Search code examples
pythoncperlutf-8string-literals

Good Perl style: How to convert UTF-8 C string literals to \xXX sequences


[Python people: My question is at the very end :-)]

I want to use UTF-8 within C string literals for readability and easy maintainance. However, this is not universally portable. My solution is to create a file foo.c.in which gets converted by a small perl script to file foo.c so that it contains \xXX escape sequences instead of bytes larger than or equal to 0x80.

For simplicity, I assume that a C string starts and ends in the same line.

This is the Perl code I've created. In case a byte >= 0x80 is found, the original string is emitted as a comment also.

use strict;
use warnings;

binmode STDIN, ':raw';
binmode STDOUT, ':raw';


sub utf8_to_esc
{
  my $string = shift;
  my $oldstring = $string;
  my $count = 0;
  $string =~ s/([\x80-\xFF])/$count++; sprintf("\\x%02X", ord($1))/eg;
  $string = '"' . $string . '"';
  $string .= " /* " . $oldstring . " */" if $count;
  return $string;
}

while (<>)
{
  s/"((?:[^"\\]++|\\.)*+)"/utf8_to_esc($1)/eg;
  print;
}

For example, the input

"fööbär"

gets converted to

"f\xC3\xB6\xC3\xB6b\xC3\xA4r" /* fööbär */

Finally, my question: I'm not very good in Perl, and I wonder whether it is possible to rewrite the code in a more elegant (or more 'Perlish') way. I would also like if someone could point to similar code written in Python.


Solution

    1. I think it's best if you don't use :raw. You are processing text, so you should properly decode and encode. That will be far less error prone, and it will allow your parser to use predefined character classes if you so desire.
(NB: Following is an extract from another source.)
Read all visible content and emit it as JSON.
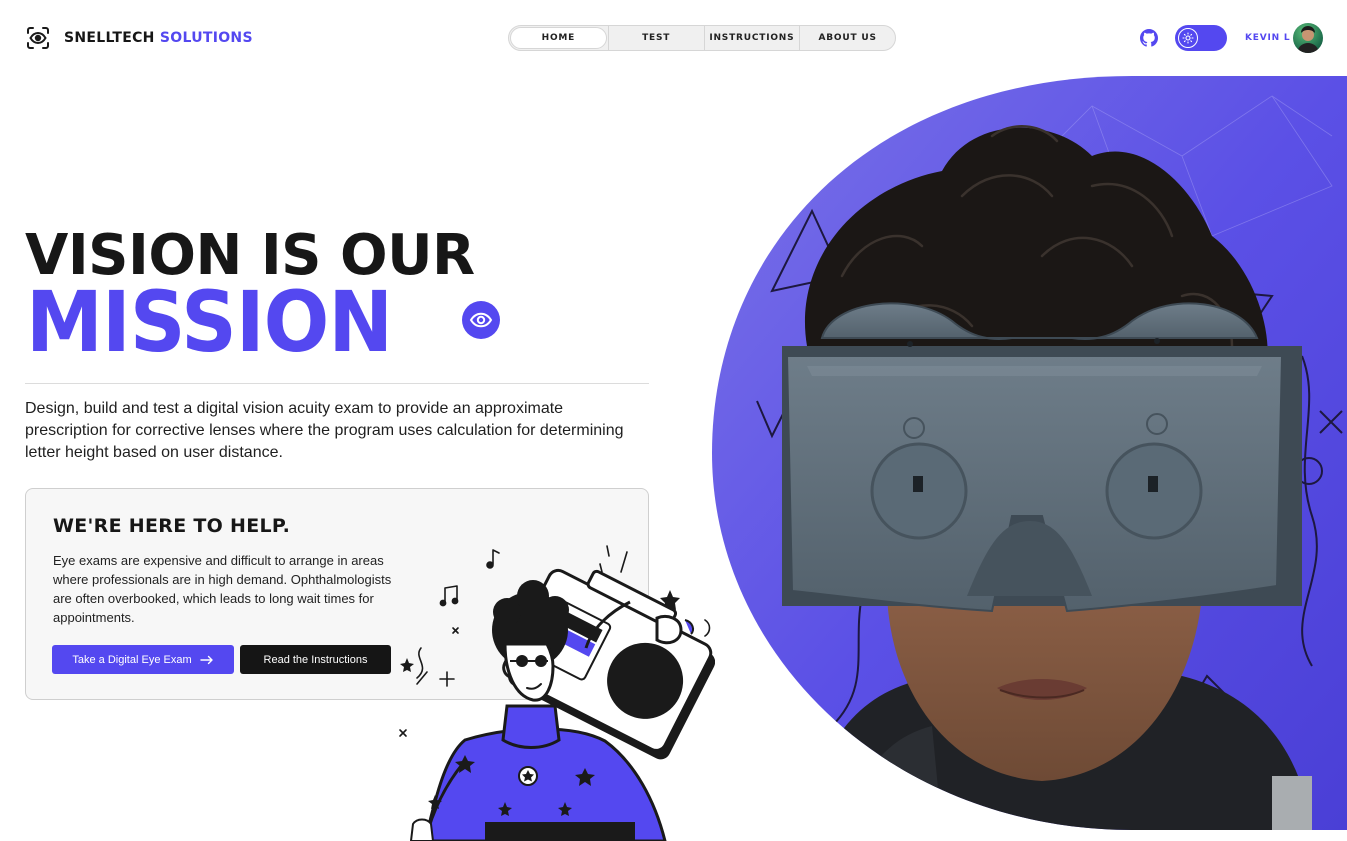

    2. You parse as if you expect slashes in the literal, but then you completely ignore then when you escape. Because of that, you could end up with "...\\xC3\xA3...". Working with decoded text will also help here.

    So forget "perlish"; let's actually fix the bugs.

    use open ':std', ':locale';
    
    sub convert_char {
       my ($s) = @_;
       utf8::encode($s);
       $s = uc unpack 'H*', $s;
       $s =~ s/\G(..)/\\x$1/sg;
       return $s;
    }
    
    sub convert_literal {
       my $orig = my $s = substr($_[0], 1, -1);
    
       my $safe          = '\x20-\x7E';          # ASCII printables and space
       my $safe_no_slash = '\x20-\x5B\x5D-\x7E'; # ASCII printables and space, no \
       my $changed = $s =~ s{
          (?: \\? ( [^$safe] )
          |   ( (?: [$safe_no_slash] | \\[$safe] )+ )
          )
       }{
          defined($1) ? convert_char($1) : $2
       }egx;
    
       # XXX Assumes $orig doesn't contain "*/"
       return qq{"$s"} . ( $changed ? " /* $orig */" : '' );
    }
    
    while (<>) {
       s/(" (?:[^"\\]++|\\.)*+ ")/ convert_literal($1) /segx;
       print;
    }